A restricted form of remote traffic mirroring can be implemented by sending traffic to a single destination port that pushes a VLAN tag, instead of switching through a bridge domain. Remote traffic mirroring:
-
Allows decoupling of the network analyzer and destination, but there is no on-the-box redundancy.
-
Allows multiple remote network analyzers as long as they can attach to the traffic mirroring VLAN.
This is supported on Cisco IOS XR software because the destination port is an EFP that can push a VLAN tag.
-
-
Pseudowire traffic mirroring (known as PW-SPAN in Cisco IOS Software). Instead of using a standard destination interface, traffic is mirrored to a remote site through an MPLS pseudowire.
-
ACL-based traffic mirroring. Traffic is mirrored based on the configuration of the global interface ACL.
-
Partial Packet Mirroring. The first 64 to 256 bytes of the packet can be mirrored.
-
Layer 2 or Layer 3 traffic mirroring is supported. Both Layer 2 and Layer 3 source ports can be mirrored.
Pseudowire Traffic Mirroring
You can configure the traffic mirroring destination port to be a pseudowire rather than a physical port. In this case, the system mirrors the designated traffic on the source port over the pseudowire to a central location.
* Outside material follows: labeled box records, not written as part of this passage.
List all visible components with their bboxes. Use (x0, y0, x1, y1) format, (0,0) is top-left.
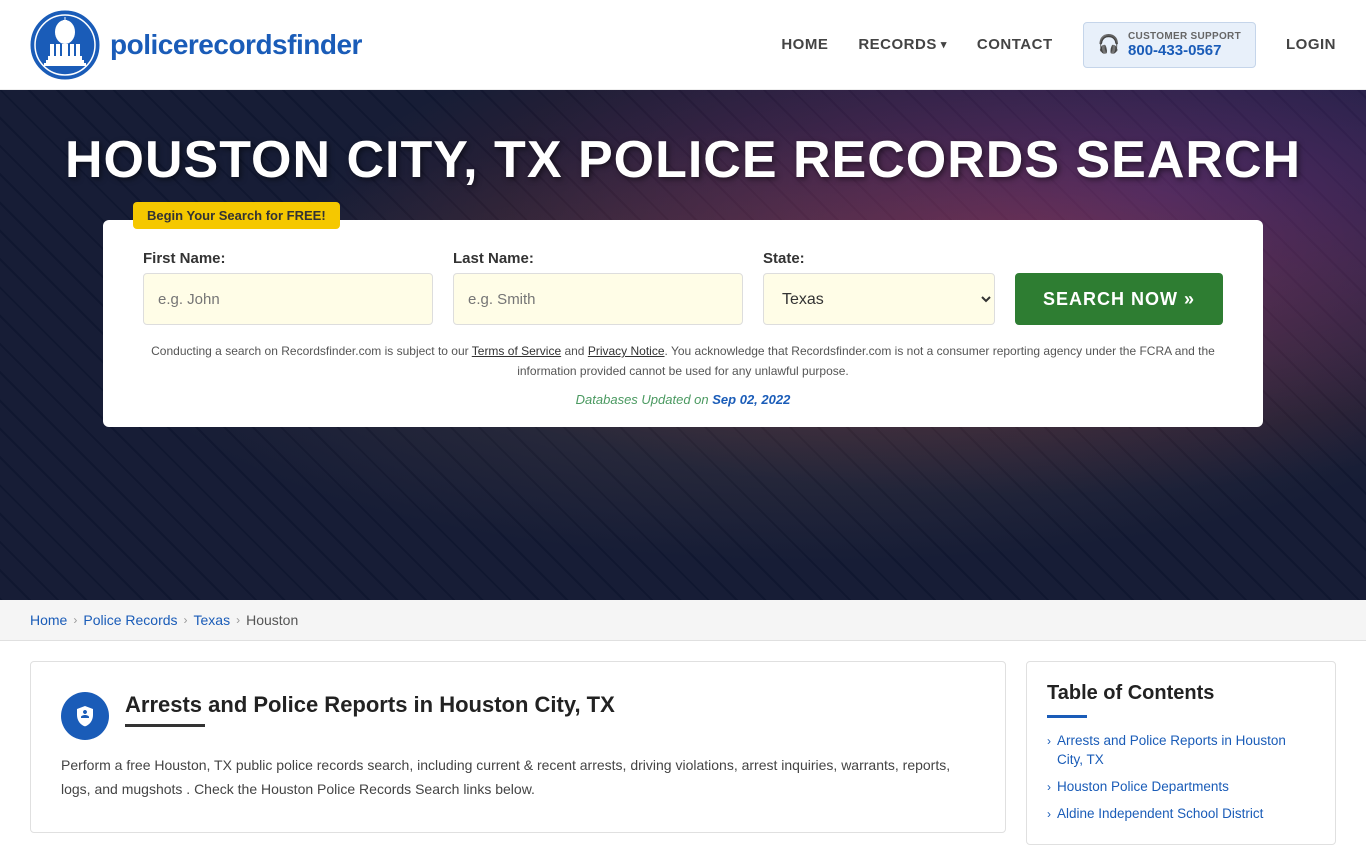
main-nav: HOME RECORDS ▾ CONTACT 🎧 CUSTOMER SUPPOR… (781, 22, 1336, 68)
article-header: Arrests and Police Reports in Houston Ci… (61, 692, 975, 740)
article-icon (61, 692, 109, 740)
content-left: Arrests and Police Reports in Houston Ci… (30, 661, 1006, 833)
hero-title: HOUSTON CITY, TX POLICE RECORDS SEARCH (65, 130, 1301, 190)
header: policerecordsfinder HOME RECORDS ▾ CONTA… (0, 0, 1366, 90)
search-button[interactable]: SEARCH NOW » (1015, 273, 1223, 325)
hero-section: HOUSTON CITY, TX POLICE RECORDS SEARCH B… (0, 90, 1366, 600)
toc-link[interactable]: Aldine Independent School District (1057, 805, 1263, 824)
breadcrumb-police-records[interactable]: Police Records (83, 612, 177, 628)
article-title-underline (125, 724, 205, 727)
toc-divider (1047, 715, 1087, 718)
article-title: Arrests and Police Reports in Houston Ci… (125, 692, 615, 718)
privacy-link[interactable]: Privacy Notice (588, 344, 665, 358)
nav-login[interactable]: LOGIN (1286, 36, 1336, 53)
state-select[interactable]: AlabamaAlaskaArizonaArkansasCaliforniaCo… (763, 273, 995, 325)
state-label: State: (763, 250, 995, 267)
last-name-field-group: Last Name: (453, 250, 743, 325)
nav-home[interactable]: HOME (781, 36, 828, 53)
last-name-input[interactable] (453, 273, 743, 325)
nav-contact[interactable]: CONTACT (977, 36, 1053, 53)
first-name-label: First Name: (143, 250, 433, 267)
main-content: Arrests and Police Reports in Houston Ci… (0, 641, 1366, 865)
toc-title: Table of Contents (1047, 682, 1315, 705)
breadcrumb-state[interactable]: Texas (194, 612, 231, 628)
nav-records[interactable]: RECORDS ▾ (858, 36, 947, 53)
last-name-label: Last Name: (453, 250, 743, 267)
breadcrumb: Home › Police Records › Texas › Houston (30, 612, 1336, 628)
logo-text: policerecordsfinder (110, 29, 362, 61)
breadcrumb-home[interactable]: Home (30, 612, 67, 628)
free-badge: Begin Your Search for FREE! (133, 202, 340, 229)
headset-icon: 🎧 (1098, 34, 1120, 55)
breadcrumb-sep-2: › (184, 613, 188, 627)
breadcrumb-sep-3: › (236, 613, 240, 627)
search-row: First Name: Last Name: State: AlabamaAla… (143, 250, 1223, 325)
toc-item: › Aldine Independent School District (1047, 805, 1315, 824)
updated-text: Databases Updated on Sep 02, 2022 (143, 392, 1223, 407)
disclaimer-text: Conducting a search on Recordsfinder.com… (143, 341, 1223, 382)
state-field-group: State: AlabamaAlaskaArizonaArkansasCalif… (763, 250, 995, 325)
toc-chevron-icon: › (1047, 780, 1051, 794)
logo-link[interactable]: policerecordsfinder (30, 10, 362, 80)
article-body: Perform a free Houston, TX public police… (61, 754, 975, 802)
terms-link[interactable]: Terms of Service (472, 344, 561, 358)
breadcrumb-sep-1: › (73, 613, 77, 627)
first-name-input[interactable] (143, 273, 433, 325)
search-card: Begin Your Search for FREE! First Name: … (103, 220, 1263, 427)
hero-content: HOUSTON CITY, TX POLICE RECORDS SEARCH B… (0, 90, 1366, 427)
toc-list: › Arrests and Police Reports in Houston C… (1047, 732, 1315, 824)
toc-chevron-icon: › (1047, 807, 1051, 821)
content-right: Table of Contents › Arrests and Police Re… (1026, 661, 1336, 845)
toc-item: › Arrests and Police Reports in Houston C… (1047, 732, 1315, 770)
records-chevron-icon: ▾ (941, 38, 947, 51)
toc-item: › Houston Police Departments (1047, 778, 1315, 797)
first-name-field-group: First Name: (143, 250, 433, 325)
logo-icon (30, 10, 100, 80)
support-label: CUSTOMER SUPPORT (1128, 31, 1241, 42)
article-title-area: Arrests and Police Reports in Houston Ci… (125, 692, 615, 727)
support-number: 800-433-0567 (1128, 42, 1241, 59)
toc-chevron-icon: › (1047, 734, 1051, 748)
breadcrumb-current: Houston (246, 612, 298, 628)
toc-link[interactable]: Houston Police Departments (1057, 778, 1229, 797)
badge-icon (73, 704, 97, 728)
toc-link[interactable]: Arrests and Police Reports in Houston Ci… (1057, 732, 1315, 770)
breadcrumb-bar: Home › Police Records › Texas › Houston (0, 600, 1366, 641)
support-button[interactable]: 🎧 CUSTOMER SUPPORT 800-433-0567 (1083, 22, 1256, 68)
support-info: CUSTOMER SUPPORT 800-433-0567 (1128, 31, 1241, 59)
This allows the centralization of expensive network traffic analysis tools.
Because the pseudowire carries only mirrored traffic, this traffic is unidirectional. There must not be any traffic coming from the remote provider edge.
To protect the pseudowire traffic mirroring path against network failures, it is possible to configure a traffic engineering tunnel as the preferred path and enable fast reroute protection for the pseudowire.
ACL-Based Traffic Mirroring
You can mirror traffic based on the definition of a global interface access list (ACL). If you are mirroring Layer 2 traffic, the ACL is configured using the ethernet-services access-list command with the capture keyword. When you are mirroring Layer 3 traffic, the ACL is configured using the ipv4 access-list or ipv6 access-list command with the capture keyword. The permit and deny commands determine the behavior of regular traffic. The capture keyword designates that the packet is to be mirrored to the destination port.